Ferrovia abbandonata, 28 aprile 2012. Amici in bici alla scoperta del vecchia ferrovia che univa Capranica a Civitavecchia. Da oltre mezzo secolo le rotaie non ci sono più, ma le stazioni, i ponti, le gallerie e soprattutto il comodo tracciato ciclabile sono tutti lì. E allora, all’alba del 28 aprile, con Andrea, Alfredo e i nostri velocipedi siamo già sul treno alla volta di Capranica, dove inizierà la nostra avventura ciclistico-ferroviaria.
Le prime pedalate sono sulla carrozzabile, ma presto ci immergiamo in un antico e diruto mondo ferroviario che ci porta a macinare agilmente i chilometri grazie alla lieve e quasi ininterrotta discesa. Qualche chiacchiera, Alfredo che si attarda e siamo già alla prima lunga galleria: calziamo le torce e sprofondiamo divertiti nell’oscurità, immaginando chissà quale impossibile incontro ferroviario alla Wile Coyote. Nel punto più profondo e buio del tunnel improvvisamente il trillo del telefono del Santa scatena l’ilarità di una combriccola già di suo abbastanza ilare e sgangherata.
Le vedute si aprono mentre lambiamo gli abitati di Veiano, Barbarano, Blera, Civitella Cesi e le relative stazioni diroccate. Più che la tristezza è la nostalgia a prevalere, scrutando queste opere abbandonate dove pure sono passati treni e vite, ci sono stati abbracci e addii, arrivi e partenze, esistenze separate e riunite. E tutto potrebbe rivivere fra ostelli, foresterie e ciclabili se fossimo un paese moderno.
Dopo Civitella Cesi si appropinquano gli scabri monti della Tolfa, si alternano altre oscure gallerie e il paesaggio selvatico, dominato da orizzonti sconfinati e deserti, amplifica la sensazione di solitudine di questa sorta di west mediterraneo. Straordinaria questa capacità della ferrovia di insinuarsi nel territorio senza ferirlo: siamo vicini a Roma, stretti fra la Cassia e l’Aurelia, a un passo dal Tirreno, eppure l'impressione è di isolamento, di separazione dal mondo reale, di lontananza fisica, ma anche temporale. Tuttavia basta guardare la carta per vedere che abbiamo lambito strade e abitati senza averne sentore.

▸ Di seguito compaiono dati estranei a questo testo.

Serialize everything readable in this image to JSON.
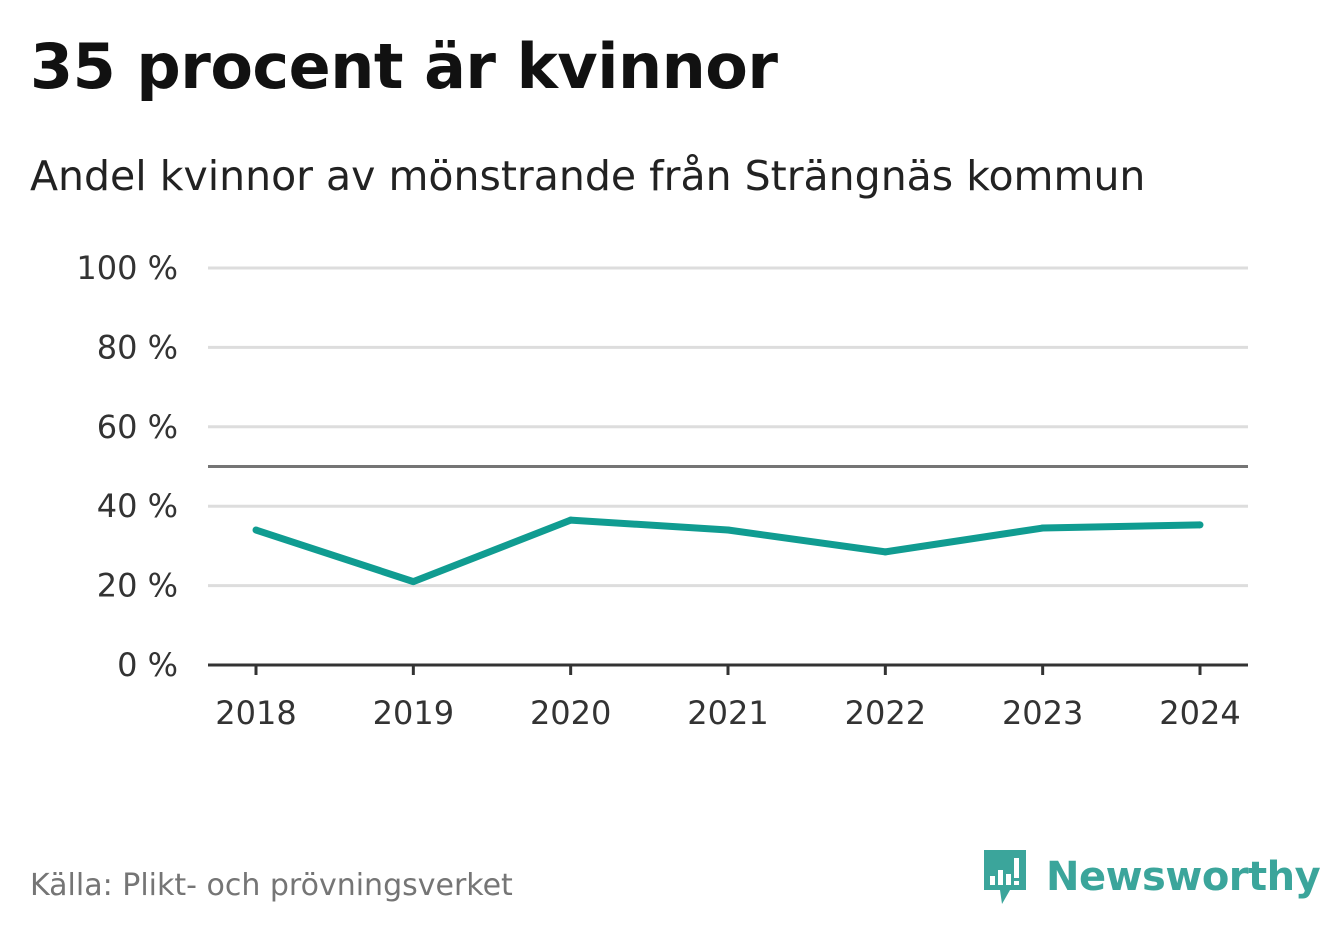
{
  "title": "35 procent är kvinnor",
  "subtitle": "Andel kvinnor av mönstrande från Strängnäs kommun",
  "source": "Källa: Plikt- och prövningsverket",
  "brand": {
    "name": "Newsworthy",
    "logo_icon": "bar-chart-icon",
    "color": "#3ba59b"
  },
  "colors": {
    "line": "#109c91",
    "grid": "#dddddd",
    "reference": "#757575",
    "axis": "#333333"
  },
  "chart_data": {
    "type": "line",
    "title": "35 procent är kvinnor",
    "subtitle": "Andel kvinnor av mönstrande från Strängnäs kommun",
    "xlabel": "",
    "ylabel": "",
    "categories": [
      "2018",
      "2019",
      "2020",
      "2021",
      "2022",
      "2023",
      "2024"
    ],
    "series": [
      {
        "name": "Andel kvinnor",
        "values": [
          34,
          21,
          36.5,
          34,
          28.5,
          34.5,
          35.3
        ]
      }
    ],
    "ylim": [
      0,
      100
    ],
    "yticks": [
      0,
      20,
      40,
      60,
      80,
      100
    ],
    "ytick_labels": [
      "0 %",
      "20 %",
      "40 %",
      "60 %",
      "80 %",
      "100 %"
    ],
    "reference_line": 50,
    "grid": true,
    "legend": "none"
  }
}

Un lunga discesa ci porta alla stazione di Monte Romano e allo spettacolare ponte sul Mignone, proprio sotto la rupe dove sorge l’antico abitato etrusco di Luni. Un po’ di foto, saltelliamo gioiosi sulle vecchie ma robuste campate ed è tempo di volgere indietro le ruote. Per il ritorno affrontiamo una combinazione di carrarecce che ci porta verso la necropoli di San Giovenale. Un guado, un lungo tratto a spinta su per un sentiero immerso nella vegetazione e siamo già in sella verso Civitella Cesi, dove al riparo di un fontanile consumiamo il nostro lauto pasto a barrette energetiche e io mi apparto per soddisfare i bisogni di una fastidiosa flatulenza.

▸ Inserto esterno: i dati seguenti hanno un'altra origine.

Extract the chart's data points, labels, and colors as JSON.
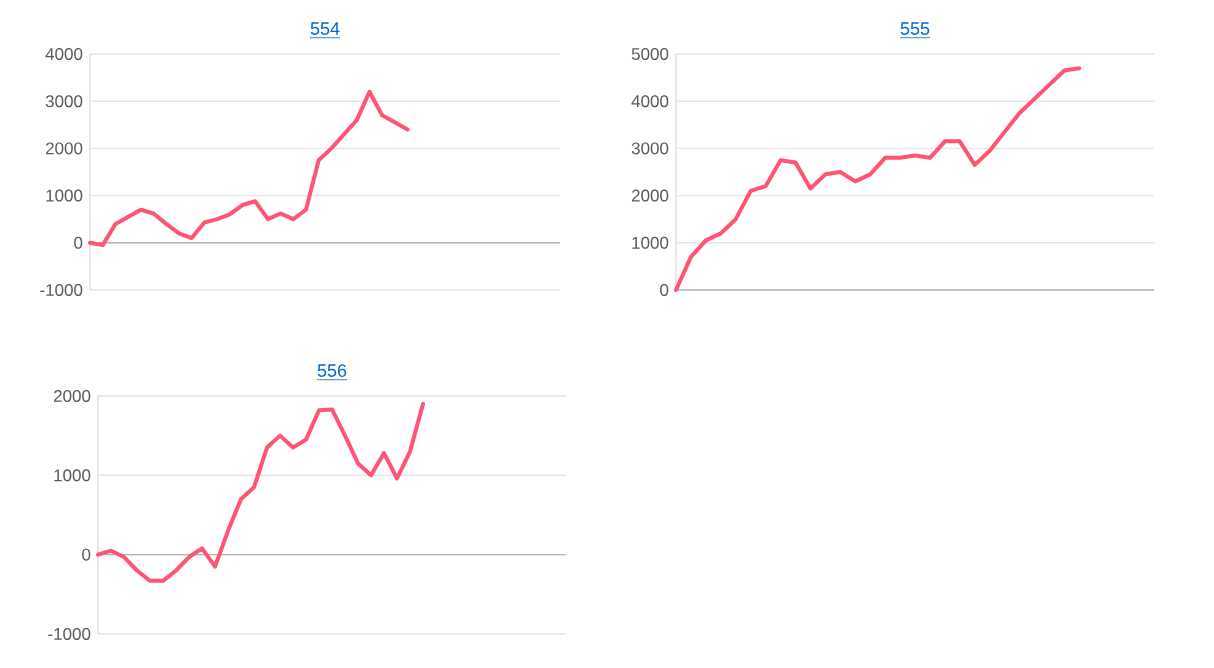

Le gambe si fanno pesanti e lunghe e ripide salite sassose schiantate sotto il sole cocente obbligano me e Andrea a spingere la bici a piedi, mentre Alfredo continua inesorabile e macinare sulle pedivelle. A Barbarano siamo finalmente di nuovo sul tracciato ferroviario per gli ultimi 10 chilometri di lieve micidiale salita. Arriviamo a Capranica giusto in tempo per una coca cola e per saltare sul treno che cotti, assonnati e felici ci riporta a Roma, dopo 58 chilometri e sei ore e mezzo di sella.